Court Opinion

ID: 7874792
Source: CourtListenerOpinion
Date Created: 2022-09-08 21:04:05.126111+00
Date Added: 2024-06-11T16:29:01.948638
License: Public Domain

CRIPPEN, Judge
(concurring specially).
I concur with the opinion of the court, but respectfully address an additional issue in the case.
There are, I believe, three primary juvenile justice issues, and each arises in this case.
First, juvenile court action, like other litigation, involves questions on dispositions employed. Major use of police powers occurred here. For questionable cause, a fourteen day old child was taken without notice, and public authorities refused to surrender physical custody of the child during the subsequent period of over three years. As is so often true in appeals from juvenile court, little could be done here to review or correct what has already been done.
Second, juvenile court action will be scrutinized to guarantee that its process is fundamentally fair. See McKeiver v. Pennsylvania, 403 U.S. 528, 91 S.Ct. 1976, 29 L.Ed.2d 647 (1971). When due process has been denied, remedies must be attempted to the extent they remain feasible. The majority opinion commendably addresses *410the issue of process and the appellate remedies available in this case.
There is a third issue. The cornerstone of the juvenile court, especially in protection cases, is a promise, the legislated public purpose to help children:
The purpose of the laws relating to juvenile courts is to secure for each child alleged or adjudicated neglected or dependent and under the jurisdiction of the court, the care and guidance, preferably in his own home, as will serve the spiritual, emotional, mental, and physical welfare of the child and the best interests of the state; to preserve and strengthen the child’s family ties whenever possible, removing him from the custody of his parents only when his welfare or safety cannot be adequately safeguarded without removal; and, when the child is removed from his own family, to secure for him custody, care and discipline as nearly as possible equivalent to that which should have been given by his parents.
Minn.Stat. § 260.011, subd. 2 (1982).
Because of the public promise channeled into the juvenile court, it has been given immense authority and unparalleled free-, dom to act.
The extent of juvenile court authority is evident here.
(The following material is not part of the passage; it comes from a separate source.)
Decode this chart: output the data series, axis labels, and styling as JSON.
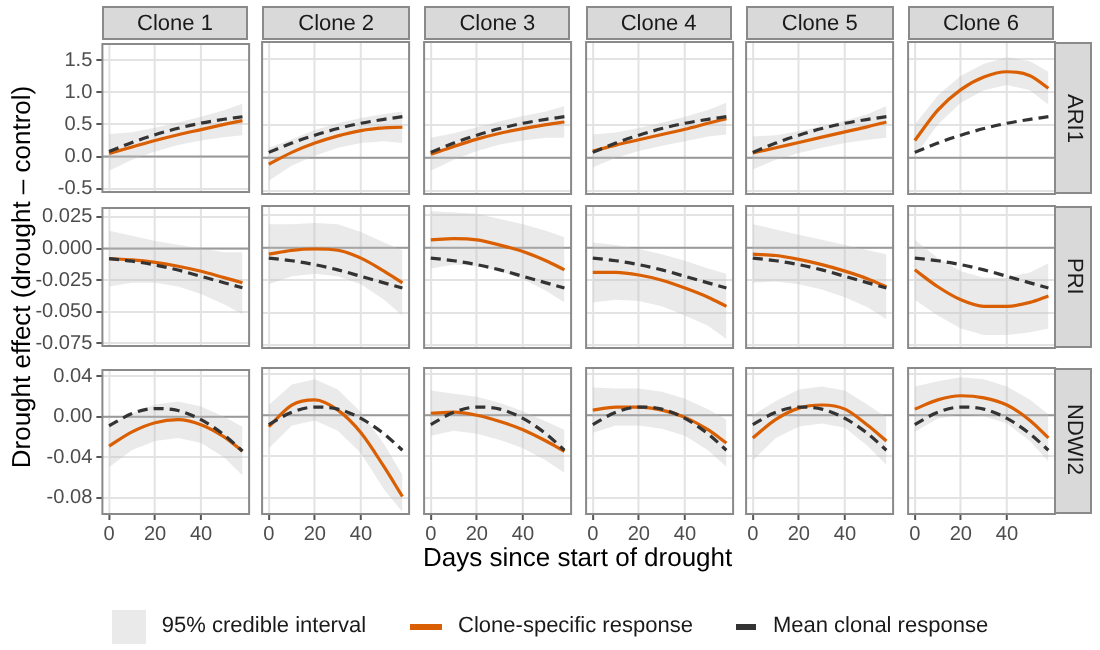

The severity of its actions is often greater, for example, than judicial determination whether children in a dissolution case should be placed with one parent or the other.
The freedom of the court is evident by viewing its closed doors, but this is only a part of the picture. Authority delegated to the court is exclusive, left entirely to specialized judges with infrequent rotation among members of the bench. The judges alone are fact finders, even when their judgment of facts is encumbered by knowledge of incompetent evidence or background information not found in the record. Because appeals from the court are uncommon, the juvenile court is often the agency of last resort for parties affected by its actions.
Here we have a case where the juvenile court’s cornerstone is cracked. The promise to help has been broken. The first three years of life for an infant have slipped by without minimal public efforts to see that she enjoys a stable living arrangement, with her parents or permanently without them.
Part of the broken promise in this case is due to inaction of the juvenile court. Allowing for caseload burdens and for the good will of the court, it remains troublesome to explain the occurrence of major police action followed by a delay of three years before a statement of court findings based on competent testimony. The lapse is still more inexplainable when it is found that the long-delayed findings are inadequate.
Other shortcomings in public effort are also evident. Prominent among them is the lack of contact with parents by social welfare agents in late 1981 and early 1982. Attempts were made to reach the parents by mail. There is no evidence of attempts to reach them through agents in Louisiana. There is little evidence of effective efforts to locate them through telephone contacts. At the same time, promised efforts were neglected to arrange for care of the child in Louisiana. The obligation for these efforts and others is owed to the child, and it is not excused when parents contribute to the problem.
What we see here has been evident before:
There is evidence, in fact, that there may be grounds for concern that the child receives the worst of both worlds: that he gets neither the protections accorded to adults nor the solicitous care and regenerative treatment postulated for children.
Kent v. United States, 383 U.S. 541, 556, 86 S.Ct. 1045, 1054, 16 L.Ed.2d 84 (1966). The promise of care is honored best when severe police action is withheld. When harsh action occurs, care must come in herculean efforts to otherwise help the child.
How do we deal with a breach of promises built into the license of authority for *411the juvenile court? Limiting the license for similar mischief in other cases is a legislative prerogative. However, we must underscore the lapse in child care evident in the record of the case, and I concur specially for that purpose.